Faire tout ce qu'on peut afin de répondre aux appels de ceux qui ont besoin de nous. Ces appels innombrables viennent de partout pour toutes sortes de choses : nourriture, santé, formation, logement, recherche d'un sens. Plus nous en ferons, plus on nous demandera d'en faire. Il faut donc choisir, chacun selon les possibilités, selon les moyens, mais aussi selon les urgences des situations à transformer. La première tentation serait de ne rien faire sous prétexte de ne pas pouvoir tout faire. On se cantonnerait alors dans l'obligatoire : se nourrir, travailler, bref s'occuper de soi. Le reste du temps, on se repose et on se distrait. On bavarde. .. On finit par ne plus entendre aucun appel venu d'autrui et quand, d'aventure, on entrevoit une action possible, on se rend compte au même moment de ce qu'elle engage. Si je donne le doigt, il faudra bientôt donner la main, puis le bras. Si je partage, on finira par me demander tout. Au même moment, cela me compliquera la vie et il en restera toujours autant à faire après qu'avant. Alors, à quoi bon commencer ? Lorsque parfois, je vois l'ambigüité de l'usage fait par certains des résultats du travail des autres, la façon dont ils sont exploités et parfois détournés de leur fin, j'y trouve un prétexte pour me retirer dans mon petit domaine habituel et finalement ne rien faire de plus que ce que je suis obligé de faire. A la limite, cela me promet un avenir de rentier. J'irai grossir les flots du troisième âge qui font la prospérité des agences de voyage. Au mieux, je ferai du baby-sitting avec mes petits-enfants. Là s'arrêtera ma participation à la construction d'un monde plus juste et plus fraternel.

Supposons que je décide de faire quelque chose. Il me faut le choisir dans la gamme des possibles. Choisir, c'est-à-dire exclure... et m'engager dans des contraintes et des possibles, c'est-à-dire dans des complications mouvantes et déstabilisantes, connaître des gens, travailler avec eux, tantôt en accord, tantôt en désaccord. Les champs du possible s'ouvrent indéfiniment à l'histoire, aux coutumes, à la vie politique, à la loi, au poids de l'opinion publique, à la pesanteur des intérêts, des peurs, des habitudes. Il faut entendre et écouter, voir et regarder, comprendre et inventer. Les obstacles stimulent ou énervent. Tantôt c'est exaltant, tantôt c'est déprimant. Les succès encouragent, les échecs découragent.

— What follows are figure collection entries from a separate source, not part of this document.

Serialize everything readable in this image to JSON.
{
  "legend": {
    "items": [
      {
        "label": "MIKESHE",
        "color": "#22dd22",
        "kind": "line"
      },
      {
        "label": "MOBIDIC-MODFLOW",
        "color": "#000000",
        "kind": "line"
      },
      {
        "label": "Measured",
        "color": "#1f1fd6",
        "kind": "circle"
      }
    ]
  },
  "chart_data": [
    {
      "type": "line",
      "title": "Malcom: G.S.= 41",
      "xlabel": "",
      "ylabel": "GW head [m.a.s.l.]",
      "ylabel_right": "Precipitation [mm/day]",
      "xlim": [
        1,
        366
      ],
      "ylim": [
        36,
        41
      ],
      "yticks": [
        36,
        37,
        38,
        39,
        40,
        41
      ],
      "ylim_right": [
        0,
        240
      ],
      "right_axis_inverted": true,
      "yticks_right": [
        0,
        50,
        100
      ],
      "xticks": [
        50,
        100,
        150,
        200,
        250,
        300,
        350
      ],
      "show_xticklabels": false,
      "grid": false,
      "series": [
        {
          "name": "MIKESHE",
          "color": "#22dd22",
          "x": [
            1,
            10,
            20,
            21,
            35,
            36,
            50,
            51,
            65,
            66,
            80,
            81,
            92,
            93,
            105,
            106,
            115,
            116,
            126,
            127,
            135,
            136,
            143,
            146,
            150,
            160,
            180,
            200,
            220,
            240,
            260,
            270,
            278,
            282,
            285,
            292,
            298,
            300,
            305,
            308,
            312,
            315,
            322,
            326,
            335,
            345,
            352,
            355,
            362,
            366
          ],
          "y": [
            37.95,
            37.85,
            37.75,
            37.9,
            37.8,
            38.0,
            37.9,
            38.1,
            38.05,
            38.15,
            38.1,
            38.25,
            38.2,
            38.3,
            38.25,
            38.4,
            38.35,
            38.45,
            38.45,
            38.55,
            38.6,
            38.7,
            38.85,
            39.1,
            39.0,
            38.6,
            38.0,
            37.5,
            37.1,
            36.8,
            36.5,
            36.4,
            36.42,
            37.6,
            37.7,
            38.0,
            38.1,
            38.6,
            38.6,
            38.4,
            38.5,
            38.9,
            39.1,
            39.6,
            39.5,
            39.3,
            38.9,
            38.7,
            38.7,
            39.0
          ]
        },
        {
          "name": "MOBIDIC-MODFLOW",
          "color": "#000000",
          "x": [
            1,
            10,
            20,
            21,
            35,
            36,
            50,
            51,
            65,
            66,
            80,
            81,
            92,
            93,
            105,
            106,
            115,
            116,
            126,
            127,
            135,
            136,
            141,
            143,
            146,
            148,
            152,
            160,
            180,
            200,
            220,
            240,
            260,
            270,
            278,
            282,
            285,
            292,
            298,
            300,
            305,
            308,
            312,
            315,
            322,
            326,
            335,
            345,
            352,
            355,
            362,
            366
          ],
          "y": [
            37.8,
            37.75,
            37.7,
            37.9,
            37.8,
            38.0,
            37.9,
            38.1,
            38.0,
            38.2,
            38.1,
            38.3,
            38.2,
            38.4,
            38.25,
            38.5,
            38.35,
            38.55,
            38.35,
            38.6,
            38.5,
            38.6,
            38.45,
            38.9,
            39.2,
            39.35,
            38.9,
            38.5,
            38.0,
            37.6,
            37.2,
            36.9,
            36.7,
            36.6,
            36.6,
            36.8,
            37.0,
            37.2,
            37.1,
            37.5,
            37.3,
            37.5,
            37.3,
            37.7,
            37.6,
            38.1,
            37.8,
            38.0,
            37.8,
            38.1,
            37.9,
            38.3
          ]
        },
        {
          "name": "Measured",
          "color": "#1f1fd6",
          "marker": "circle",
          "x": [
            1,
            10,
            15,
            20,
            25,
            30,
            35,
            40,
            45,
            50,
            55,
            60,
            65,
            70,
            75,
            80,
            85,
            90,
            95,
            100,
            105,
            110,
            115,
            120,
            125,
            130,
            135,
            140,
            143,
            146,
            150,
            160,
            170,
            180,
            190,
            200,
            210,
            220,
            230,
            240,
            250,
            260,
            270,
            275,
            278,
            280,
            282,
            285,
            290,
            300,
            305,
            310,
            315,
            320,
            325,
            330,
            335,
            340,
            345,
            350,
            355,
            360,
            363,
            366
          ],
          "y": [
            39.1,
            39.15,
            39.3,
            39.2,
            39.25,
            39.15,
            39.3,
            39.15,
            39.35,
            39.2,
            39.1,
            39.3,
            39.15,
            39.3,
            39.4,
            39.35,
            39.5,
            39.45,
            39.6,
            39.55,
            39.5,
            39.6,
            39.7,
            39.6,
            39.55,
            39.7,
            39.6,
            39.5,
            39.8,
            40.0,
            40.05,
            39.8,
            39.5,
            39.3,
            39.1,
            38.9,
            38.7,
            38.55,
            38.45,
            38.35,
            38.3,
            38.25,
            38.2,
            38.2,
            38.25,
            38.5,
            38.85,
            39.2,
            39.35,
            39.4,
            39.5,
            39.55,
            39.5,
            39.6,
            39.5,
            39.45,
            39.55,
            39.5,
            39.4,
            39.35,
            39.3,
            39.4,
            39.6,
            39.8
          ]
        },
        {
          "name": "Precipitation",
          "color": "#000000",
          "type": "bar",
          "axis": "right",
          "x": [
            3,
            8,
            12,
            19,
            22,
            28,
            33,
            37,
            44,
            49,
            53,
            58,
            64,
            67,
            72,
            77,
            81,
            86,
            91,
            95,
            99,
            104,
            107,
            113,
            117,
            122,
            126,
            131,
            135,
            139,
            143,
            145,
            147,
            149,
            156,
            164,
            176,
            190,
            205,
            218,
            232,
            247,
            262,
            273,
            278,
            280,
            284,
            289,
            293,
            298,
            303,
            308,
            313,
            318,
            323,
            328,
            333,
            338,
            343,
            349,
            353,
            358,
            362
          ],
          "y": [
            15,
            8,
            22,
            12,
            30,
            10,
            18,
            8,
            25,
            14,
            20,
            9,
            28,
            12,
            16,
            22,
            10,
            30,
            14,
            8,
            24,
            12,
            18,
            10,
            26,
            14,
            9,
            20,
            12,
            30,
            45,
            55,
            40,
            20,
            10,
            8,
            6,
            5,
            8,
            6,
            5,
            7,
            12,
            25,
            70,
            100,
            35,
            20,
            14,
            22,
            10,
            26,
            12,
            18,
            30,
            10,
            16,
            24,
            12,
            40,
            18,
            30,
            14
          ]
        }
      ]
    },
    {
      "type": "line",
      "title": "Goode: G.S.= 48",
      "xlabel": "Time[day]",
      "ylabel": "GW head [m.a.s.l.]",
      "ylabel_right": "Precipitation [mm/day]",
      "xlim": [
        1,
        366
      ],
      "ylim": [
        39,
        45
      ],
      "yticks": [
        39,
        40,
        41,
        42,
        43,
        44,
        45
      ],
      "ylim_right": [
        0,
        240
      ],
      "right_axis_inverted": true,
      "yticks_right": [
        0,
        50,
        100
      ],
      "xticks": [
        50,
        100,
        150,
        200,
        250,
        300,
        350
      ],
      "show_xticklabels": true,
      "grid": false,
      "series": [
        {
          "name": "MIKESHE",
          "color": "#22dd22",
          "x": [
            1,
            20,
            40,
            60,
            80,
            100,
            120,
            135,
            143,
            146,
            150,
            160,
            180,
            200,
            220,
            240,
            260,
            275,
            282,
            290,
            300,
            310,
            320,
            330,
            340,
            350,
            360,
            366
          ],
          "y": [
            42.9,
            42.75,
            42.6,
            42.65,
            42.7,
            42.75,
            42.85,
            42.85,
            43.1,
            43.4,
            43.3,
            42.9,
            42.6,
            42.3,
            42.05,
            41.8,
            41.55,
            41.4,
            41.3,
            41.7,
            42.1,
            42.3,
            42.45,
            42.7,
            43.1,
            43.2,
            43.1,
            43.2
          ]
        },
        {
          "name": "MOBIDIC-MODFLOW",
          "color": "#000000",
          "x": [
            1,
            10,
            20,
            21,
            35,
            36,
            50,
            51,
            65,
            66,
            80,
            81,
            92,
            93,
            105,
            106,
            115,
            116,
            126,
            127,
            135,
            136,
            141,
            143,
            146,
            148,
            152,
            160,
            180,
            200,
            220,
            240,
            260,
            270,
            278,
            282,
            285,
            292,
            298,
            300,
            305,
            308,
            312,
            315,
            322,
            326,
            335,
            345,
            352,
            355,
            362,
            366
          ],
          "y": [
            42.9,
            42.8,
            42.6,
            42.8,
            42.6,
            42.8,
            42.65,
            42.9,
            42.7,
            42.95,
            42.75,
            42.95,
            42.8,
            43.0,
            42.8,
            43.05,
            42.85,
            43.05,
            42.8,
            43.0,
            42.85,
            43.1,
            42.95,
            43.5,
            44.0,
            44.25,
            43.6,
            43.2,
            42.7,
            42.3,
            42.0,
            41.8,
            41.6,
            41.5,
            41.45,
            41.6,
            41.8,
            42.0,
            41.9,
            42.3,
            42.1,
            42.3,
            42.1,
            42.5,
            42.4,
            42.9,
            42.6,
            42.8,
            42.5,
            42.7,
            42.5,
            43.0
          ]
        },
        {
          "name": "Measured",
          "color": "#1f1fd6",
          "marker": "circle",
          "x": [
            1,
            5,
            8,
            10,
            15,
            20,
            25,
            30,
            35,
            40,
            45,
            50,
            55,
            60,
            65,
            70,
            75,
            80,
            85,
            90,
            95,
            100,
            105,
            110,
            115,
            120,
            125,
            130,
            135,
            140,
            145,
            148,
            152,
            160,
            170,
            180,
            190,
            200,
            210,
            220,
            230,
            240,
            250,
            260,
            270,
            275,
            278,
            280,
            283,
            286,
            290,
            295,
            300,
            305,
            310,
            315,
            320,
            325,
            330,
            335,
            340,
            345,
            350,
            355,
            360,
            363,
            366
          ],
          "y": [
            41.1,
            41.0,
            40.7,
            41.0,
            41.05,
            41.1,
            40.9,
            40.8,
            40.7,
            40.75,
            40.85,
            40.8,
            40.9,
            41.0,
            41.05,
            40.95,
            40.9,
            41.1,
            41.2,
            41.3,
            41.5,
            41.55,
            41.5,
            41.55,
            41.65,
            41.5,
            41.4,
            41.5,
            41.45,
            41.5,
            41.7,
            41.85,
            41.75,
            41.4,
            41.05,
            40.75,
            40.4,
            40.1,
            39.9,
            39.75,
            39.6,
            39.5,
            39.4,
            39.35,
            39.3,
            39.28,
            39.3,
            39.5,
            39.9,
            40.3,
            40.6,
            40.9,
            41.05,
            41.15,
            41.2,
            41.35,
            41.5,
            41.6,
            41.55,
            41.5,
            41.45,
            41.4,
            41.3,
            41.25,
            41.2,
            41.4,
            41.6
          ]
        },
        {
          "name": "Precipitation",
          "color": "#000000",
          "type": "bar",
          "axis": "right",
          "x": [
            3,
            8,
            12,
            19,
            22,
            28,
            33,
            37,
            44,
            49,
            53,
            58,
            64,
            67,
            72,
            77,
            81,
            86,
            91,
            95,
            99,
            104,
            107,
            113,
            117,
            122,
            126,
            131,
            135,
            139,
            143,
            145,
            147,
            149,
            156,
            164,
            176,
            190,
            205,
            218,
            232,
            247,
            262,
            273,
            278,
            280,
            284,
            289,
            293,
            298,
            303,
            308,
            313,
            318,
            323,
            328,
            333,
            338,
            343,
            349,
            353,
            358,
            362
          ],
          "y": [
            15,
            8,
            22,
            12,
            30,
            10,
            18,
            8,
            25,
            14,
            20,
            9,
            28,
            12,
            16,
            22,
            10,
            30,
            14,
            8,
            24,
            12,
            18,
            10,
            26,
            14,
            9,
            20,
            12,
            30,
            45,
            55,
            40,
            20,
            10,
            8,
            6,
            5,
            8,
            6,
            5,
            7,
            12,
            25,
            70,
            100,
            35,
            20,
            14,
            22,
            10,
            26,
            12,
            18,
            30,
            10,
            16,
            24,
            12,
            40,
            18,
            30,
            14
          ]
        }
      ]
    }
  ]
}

Si tous et chacun faisaient le maximum, cela irait beaucoup mieux, certes. Mais tout n'irait pas pour autant pour le mieux dans le meilleur des mondes. Il y aurait encore des tornades et des inondations, la sécheresse, des maladies, l'usure des choses et, finalement, la mort. De même, il y aura toujours la paresse, l'orgueil, les prétentions dominatrices, l'égoïsme. Il faut bien toute une vie pour en combattre les manifestations en soi et chez autrui. Raison de plus pour s'y mettre sans tarder ! Et sans attendre que les autres s'y mettent pour s'y mettre soi-même. La vie n'a pas d'autre sens, même s'il est impossible de le découvrir. Pour tout dire en quelques mots : "Dieu qui est plus grand que l'univers est contenu dans un grain de blé" disent les hindous. Là est la clef de la sagesse. Car ceux qui se montrent très efficaces dans leur petit domaine doivent aller au-delà avec des idées plus larges. Il leur faut situer leurs actions dans le monde et dans l'histoire. Et ceux qui pensent très grand ne doivent pas mépriser la petitesse des entreprises possibles. Il leur faut incarner leurs vues très larges efficacement dans des actions précises. L'alliance des deux n'est jamais parfaite. On ne peut qu'y tendre. Mais on ne doit oublier ni l'une ni l'autre des deux dimensions. Et ce qu'il est impossible de faire seul, on peut parfois le faire à plusieurs.

Jean MOUSSE.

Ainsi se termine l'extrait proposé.